Response rates are running well below the national average in 34 counties identified by the Population Reference Bureau as having the most children at very high risk of being missed. The mean response rate in these communities is about 7 percentage points below the national response rate – 46.2 percent versus 39.4 percent.

When children are missed, dollars are missed. The undercount of two million children in the 2010 census cost states $550 billion. A 2020 undercount could find states paying more than their fair share for programs such as Medicaid and the Children’s Health Insurance Program, which together provide coverage for nearly 40 million kids.

Here’s a look at what could happen.

Hunger and Nutrition: Tater tots are great but…
An Administration plan to “simplify” school meals would put more sodium, saturated fat and refined grains back on children’s lunch and breakfast trays.
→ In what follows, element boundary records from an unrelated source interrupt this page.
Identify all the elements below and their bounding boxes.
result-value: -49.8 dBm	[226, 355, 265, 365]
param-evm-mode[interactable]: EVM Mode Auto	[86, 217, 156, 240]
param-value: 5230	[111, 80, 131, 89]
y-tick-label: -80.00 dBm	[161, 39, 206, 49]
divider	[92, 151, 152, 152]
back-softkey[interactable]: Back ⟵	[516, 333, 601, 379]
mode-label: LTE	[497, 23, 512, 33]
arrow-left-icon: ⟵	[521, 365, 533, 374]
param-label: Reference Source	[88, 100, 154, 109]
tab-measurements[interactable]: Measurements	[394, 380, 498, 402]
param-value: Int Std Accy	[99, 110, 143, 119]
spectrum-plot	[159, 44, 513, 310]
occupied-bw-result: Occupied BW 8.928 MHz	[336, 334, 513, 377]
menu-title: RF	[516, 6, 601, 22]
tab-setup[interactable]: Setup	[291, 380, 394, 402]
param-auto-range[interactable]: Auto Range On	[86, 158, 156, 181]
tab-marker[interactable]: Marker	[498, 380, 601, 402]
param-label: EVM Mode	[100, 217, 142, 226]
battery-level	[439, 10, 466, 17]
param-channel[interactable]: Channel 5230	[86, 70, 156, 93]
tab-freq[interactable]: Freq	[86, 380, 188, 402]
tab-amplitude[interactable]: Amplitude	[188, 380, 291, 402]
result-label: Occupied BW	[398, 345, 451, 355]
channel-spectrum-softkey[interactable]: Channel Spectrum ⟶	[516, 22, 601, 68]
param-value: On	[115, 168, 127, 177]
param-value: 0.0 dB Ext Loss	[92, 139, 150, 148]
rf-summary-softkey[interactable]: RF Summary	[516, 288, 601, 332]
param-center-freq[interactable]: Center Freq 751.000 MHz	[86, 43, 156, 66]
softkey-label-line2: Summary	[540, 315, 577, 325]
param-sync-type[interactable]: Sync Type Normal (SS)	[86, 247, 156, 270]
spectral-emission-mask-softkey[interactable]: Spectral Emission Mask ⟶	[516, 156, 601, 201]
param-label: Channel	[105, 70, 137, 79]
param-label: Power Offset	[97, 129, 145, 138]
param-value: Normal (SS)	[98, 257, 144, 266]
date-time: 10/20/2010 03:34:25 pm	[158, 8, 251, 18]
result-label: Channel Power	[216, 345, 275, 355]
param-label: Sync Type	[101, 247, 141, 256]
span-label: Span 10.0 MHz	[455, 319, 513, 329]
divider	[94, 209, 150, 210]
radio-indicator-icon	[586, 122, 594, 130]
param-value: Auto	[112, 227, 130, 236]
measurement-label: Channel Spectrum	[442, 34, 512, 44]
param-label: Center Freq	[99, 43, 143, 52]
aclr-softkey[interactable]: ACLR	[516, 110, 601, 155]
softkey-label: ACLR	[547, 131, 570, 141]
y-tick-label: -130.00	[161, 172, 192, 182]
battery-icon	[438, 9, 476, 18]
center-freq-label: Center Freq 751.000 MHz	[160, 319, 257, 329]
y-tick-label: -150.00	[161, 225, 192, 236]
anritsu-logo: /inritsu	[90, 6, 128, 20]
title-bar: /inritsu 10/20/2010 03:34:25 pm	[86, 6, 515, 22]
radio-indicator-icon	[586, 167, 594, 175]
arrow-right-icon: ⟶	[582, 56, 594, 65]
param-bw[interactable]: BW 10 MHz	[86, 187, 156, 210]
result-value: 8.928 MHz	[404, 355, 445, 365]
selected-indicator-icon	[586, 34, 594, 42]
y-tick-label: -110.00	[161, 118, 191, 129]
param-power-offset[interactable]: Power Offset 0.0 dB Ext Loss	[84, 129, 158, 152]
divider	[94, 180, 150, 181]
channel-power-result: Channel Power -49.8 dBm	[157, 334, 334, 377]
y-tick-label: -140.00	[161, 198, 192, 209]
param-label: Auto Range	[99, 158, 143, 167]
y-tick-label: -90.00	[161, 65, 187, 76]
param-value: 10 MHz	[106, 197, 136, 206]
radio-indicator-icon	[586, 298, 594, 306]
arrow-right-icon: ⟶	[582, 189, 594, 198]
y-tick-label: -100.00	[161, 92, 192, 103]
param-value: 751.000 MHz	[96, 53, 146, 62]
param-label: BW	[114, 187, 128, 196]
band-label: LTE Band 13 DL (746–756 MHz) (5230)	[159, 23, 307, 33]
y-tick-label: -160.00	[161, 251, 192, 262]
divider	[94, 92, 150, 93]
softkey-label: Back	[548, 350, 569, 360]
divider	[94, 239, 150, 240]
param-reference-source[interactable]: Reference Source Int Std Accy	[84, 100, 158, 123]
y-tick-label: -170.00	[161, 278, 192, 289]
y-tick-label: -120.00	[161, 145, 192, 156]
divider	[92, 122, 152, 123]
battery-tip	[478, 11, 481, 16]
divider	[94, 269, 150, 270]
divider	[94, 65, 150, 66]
A USDA proposal to “simplify” meal service and monitoring in the national school lunch and breakfast programs would allow fewer fruits and a smaller selection of vegetables on lunch trays, and would allow students to consume an additional eight cups per week of hash browns, tater tots or French fries instead.

Nearly 30 million children participate in the National School Lunch Program and nearly 15 million participate in the breakfast program. For many of these children, school meals are their primary source of nutritious food. Rolling back the nutrition standards threatens their overall health and development, and reverses improvements estimated to prevent two million cases of childhood obesity. We pretty much think this stinks.